Should we? Yes. It makes a lot of things more simple. Physics, in metric, is wonderful. In imperial, a nightmare by comparison.
Do we need to? Not really.
Would it be easy or cheap to convert? No.
It would take quite a long time - as in, you have to actually start manufacturing everything in metric vice imperial. It would take over a decade.
Any company making anything would have to adjust their assembly lines and obtain entirely new molds.
The question being whether or not the convenience outweighs the cost. That's mostly what it is - convenience.
The thing that everyone seems to forget in the US customary/metric argument is that most countries are hybrid. For instance, the UK still uses pint glasses and does weight in stone, despite being a "metric" country. And the US sells some drinks in liters, holds races in meters, and trades stocks in decimals, despite being a "not metric" country. We just lean a little further away from metric than most other countries.
It'd be easiest if they started by teaching it in schools. It'd be simpler for kids to learn, too, being based on a small, round number like 10, as opposed to the whimsy of imperial. Sure it would take a bit before actual change began to occur, but change doesn't happen overnight, especially where most of the adult population is concerned.
The English system has advantages the Metric System does not. For example, it is inherently more native in Binary and Hexadecimal.
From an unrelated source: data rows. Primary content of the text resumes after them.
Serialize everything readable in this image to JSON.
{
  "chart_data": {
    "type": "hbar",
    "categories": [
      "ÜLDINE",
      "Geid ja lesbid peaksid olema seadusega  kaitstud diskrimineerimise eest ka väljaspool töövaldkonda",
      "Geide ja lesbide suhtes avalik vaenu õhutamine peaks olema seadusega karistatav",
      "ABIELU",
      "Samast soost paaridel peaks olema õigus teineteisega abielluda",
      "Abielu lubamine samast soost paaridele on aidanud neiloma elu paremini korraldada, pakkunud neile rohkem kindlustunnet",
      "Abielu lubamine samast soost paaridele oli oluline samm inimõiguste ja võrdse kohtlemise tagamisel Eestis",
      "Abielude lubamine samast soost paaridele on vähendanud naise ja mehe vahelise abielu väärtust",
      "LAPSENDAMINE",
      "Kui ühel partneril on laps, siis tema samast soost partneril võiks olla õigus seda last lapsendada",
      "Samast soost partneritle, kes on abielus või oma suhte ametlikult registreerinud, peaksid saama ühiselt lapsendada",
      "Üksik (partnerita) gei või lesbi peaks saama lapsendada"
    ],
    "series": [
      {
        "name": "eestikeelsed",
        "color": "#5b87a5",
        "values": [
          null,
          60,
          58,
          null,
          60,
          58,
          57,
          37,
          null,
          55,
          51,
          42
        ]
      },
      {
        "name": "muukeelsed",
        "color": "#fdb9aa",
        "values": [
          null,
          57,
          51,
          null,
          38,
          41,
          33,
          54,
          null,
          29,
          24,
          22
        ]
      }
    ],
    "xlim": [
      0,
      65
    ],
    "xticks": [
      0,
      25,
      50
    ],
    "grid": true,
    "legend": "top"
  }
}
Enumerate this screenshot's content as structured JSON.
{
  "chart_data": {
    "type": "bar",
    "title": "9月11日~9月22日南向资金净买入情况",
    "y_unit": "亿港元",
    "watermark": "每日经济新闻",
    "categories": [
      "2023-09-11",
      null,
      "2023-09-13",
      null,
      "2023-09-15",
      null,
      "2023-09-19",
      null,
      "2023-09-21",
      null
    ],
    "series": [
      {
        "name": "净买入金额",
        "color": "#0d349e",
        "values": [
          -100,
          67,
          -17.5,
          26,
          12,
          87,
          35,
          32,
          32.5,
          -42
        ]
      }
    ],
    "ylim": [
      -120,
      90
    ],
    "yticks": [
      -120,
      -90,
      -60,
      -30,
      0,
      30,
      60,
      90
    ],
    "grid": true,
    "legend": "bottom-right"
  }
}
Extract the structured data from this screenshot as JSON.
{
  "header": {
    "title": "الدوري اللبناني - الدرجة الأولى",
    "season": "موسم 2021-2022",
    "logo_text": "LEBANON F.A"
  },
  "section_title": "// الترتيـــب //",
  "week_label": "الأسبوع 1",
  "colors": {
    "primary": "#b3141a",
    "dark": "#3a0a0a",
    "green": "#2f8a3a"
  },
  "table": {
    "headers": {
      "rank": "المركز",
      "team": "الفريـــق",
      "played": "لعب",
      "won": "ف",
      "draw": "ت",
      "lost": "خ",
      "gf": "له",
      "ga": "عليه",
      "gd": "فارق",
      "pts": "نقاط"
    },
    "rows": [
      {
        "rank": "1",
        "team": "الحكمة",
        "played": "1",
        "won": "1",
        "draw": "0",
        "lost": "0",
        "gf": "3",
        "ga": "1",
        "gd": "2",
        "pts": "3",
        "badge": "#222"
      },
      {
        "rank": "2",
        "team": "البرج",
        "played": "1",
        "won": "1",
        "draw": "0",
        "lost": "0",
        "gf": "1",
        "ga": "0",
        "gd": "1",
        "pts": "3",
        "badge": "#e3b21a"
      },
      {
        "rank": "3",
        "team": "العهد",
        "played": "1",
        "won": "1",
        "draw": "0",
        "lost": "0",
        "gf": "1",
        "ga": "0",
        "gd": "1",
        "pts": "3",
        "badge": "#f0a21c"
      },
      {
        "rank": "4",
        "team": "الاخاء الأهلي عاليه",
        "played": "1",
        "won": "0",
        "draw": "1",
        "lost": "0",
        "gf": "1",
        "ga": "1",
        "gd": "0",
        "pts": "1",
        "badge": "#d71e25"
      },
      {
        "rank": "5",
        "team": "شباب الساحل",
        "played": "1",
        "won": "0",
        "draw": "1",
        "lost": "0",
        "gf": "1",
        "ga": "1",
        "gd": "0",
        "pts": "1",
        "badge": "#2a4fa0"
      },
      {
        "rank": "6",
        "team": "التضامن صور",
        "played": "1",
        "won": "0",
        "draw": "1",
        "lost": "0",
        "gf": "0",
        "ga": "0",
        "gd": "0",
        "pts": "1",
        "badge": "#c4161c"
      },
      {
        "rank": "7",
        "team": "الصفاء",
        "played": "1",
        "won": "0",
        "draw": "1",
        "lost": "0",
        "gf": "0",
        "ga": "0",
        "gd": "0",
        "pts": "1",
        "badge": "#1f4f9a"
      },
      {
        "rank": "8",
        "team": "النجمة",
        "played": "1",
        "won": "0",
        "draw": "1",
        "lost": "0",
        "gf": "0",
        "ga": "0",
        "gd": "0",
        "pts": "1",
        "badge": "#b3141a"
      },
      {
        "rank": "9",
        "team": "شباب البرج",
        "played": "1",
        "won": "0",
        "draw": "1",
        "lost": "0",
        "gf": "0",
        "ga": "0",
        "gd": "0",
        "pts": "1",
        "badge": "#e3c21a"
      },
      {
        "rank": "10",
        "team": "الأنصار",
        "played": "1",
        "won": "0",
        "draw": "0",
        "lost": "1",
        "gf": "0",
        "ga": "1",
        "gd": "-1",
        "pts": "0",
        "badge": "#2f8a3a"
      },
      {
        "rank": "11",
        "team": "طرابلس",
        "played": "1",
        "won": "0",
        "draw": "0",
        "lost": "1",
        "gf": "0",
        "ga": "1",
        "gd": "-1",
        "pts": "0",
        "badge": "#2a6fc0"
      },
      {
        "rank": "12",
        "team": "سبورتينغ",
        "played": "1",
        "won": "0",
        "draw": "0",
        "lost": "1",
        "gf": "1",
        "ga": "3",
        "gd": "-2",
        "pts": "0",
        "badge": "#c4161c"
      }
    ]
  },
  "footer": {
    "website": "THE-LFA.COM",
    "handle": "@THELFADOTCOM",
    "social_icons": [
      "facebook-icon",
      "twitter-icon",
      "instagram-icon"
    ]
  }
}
The English system is also stronger in fractions than decimals. How children develop in these two systems intellectually is different, but those differences are collectively complimentary. Having some scientists better at fractions and intuitive understanding of values like 32x32=1024 and knowing what 1/64 is - this is an advantage. Being able to convert rapidly between the two systems also helps these kids understand natively different mathematical and linguistic paradigms by analogy.
I've heard there are Sanskrit rhymes that act as mathematical operators, that there are Hanzi for derivatives and integrals; that Hebrew and Greek are both numbers and letters. I think if anything, children should learn more systems, not less.
I can use either, so it doesn't really matter to me, but you are not going to convince a carpenter that has been building houses for 20 years that he needs to stop using feet and inches and use meters and centimeters, it's just not going to happen.